Estamos acostumados a imaginar que as peças de teatro se dividem em duas categorias: aquelas voltadas ao puro entretenimento, sem qualquer pretensão maior, e aquelas que ambicionam grandes debates, às vezes escorregando para o hermetismo. Podemos encontrar bons e maus exemplos em cada um destes tipos.
Mas há casos em que um trabalho consegue unir o melhor dos dois mundos: agradável de se assistir e, ao mesmo tempo, com muito conteúdo. Aí estamos no paraíso. É um equilíbrio difícil de encontrar, mas é o que atingiu a Cia. Rústica com Fala do Silêncio – Amor, Naufrágio e Rock'n'Roll (leia reportagem). Devo dizer que a montagem dirigida por Patrícia Fagundes saiu de cartaz no último domingo, com excelente público. Então, se você não viu, recomendo que fique ligado para quando voltar a cartaz (não se preocupe, noticiaremos aqui no jornal).

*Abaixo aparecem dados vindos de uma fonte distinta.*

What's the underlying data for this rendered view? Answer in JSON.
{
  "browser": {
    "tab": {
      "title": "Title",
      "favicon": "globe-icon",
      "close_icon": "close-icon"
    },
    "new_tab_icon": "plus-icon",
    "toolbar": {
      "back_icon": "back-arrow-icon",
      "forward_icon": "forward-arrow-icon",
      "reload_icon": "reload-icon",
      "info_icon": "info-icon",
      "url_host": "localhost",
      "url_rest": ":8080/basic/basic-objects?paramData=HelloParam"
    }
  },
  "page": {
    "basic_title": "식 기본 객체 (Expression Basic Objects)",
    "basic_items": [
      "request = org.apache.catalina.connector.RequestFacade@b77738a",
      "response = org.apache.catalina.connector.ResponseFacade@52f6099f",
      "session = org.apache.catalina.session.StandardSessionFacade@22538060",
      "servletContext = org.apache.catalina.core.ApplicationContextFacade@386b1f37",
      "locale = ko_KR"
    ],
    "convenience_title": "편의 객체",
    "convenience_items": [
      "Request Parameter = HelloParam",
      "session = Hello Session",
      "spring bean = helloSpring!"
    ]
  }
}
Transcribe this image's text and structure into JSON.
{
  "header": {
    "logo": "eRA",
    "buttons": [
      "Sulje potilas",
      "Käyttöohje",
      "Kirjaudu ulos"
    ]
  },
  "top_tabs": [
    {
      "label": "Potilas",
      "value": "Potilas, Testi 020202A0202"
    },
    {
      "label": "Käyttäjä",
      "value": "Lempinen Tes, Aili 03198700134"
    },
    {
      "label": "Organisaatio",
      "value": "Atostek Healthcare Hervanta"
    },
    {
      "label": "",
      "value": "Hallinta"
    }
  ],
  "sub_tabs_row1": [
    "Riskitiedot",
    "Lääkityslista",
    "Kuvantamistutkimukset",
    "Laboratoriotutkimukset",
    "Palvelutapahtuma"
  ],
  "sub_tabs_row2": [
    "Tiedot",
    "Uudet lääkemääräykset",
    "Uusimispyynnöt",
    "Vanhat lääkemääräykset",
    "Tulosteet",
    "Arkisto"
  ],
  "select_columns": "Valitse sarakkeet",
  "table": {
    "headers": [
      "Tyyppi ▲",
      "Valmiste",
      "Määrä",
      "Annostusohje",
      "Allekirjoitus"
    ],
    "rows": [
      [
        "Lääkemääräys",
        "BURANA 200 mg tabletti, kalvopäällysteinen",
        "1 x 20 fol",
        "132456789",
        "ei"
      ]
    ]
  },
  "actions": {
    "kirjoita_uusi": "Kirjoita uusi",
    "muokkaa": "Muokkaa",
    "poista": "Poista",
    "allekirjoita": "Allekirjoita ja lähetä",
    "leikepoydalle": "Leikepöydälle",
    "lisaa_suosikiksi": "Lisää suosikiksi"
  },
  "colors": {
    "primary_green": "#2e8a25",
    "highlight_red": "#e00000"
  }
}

Fala do Silêncio é desses trabalhos que tratam de muitos assuntos ao mesmo tempo, como toda boa obra de arte. A trama principal envolve traições, especificamente aquelas que ocorrem na vida conjugal, mas você pode pensar em outros tipos, como o estelionato eleitoral que anda tão na moda por aí. É para estabelecer estas conexões com o nosso tempo que a companhia inseriu em cena projeções de acontecimentos dos últimos anos no mundo.
O chamado para um diálogo com a atualidade também aparece na boca dos atores: Leonardo Machado, Lisandro Bellotto e Priscilla Colombi. É que Patrícia incluiu diversos textos de sua autoria entre as cenas da peça de Harold Pinter (Traição, de 1978) que serviu de base para a montagem. Funciona muito bem.
A diretora e a Cia. Rústica querem enfrentar a polarização da sociedade para que possamos conversar civilizadamente. Talvez tenhamos mais em comum do que pensamos. Talvez consigamos aceitar as diferenças. Todos que têm um tio conservador ou um filho de esquerda sabe do que estou falando. Que tal começar com uma ida ao teatro?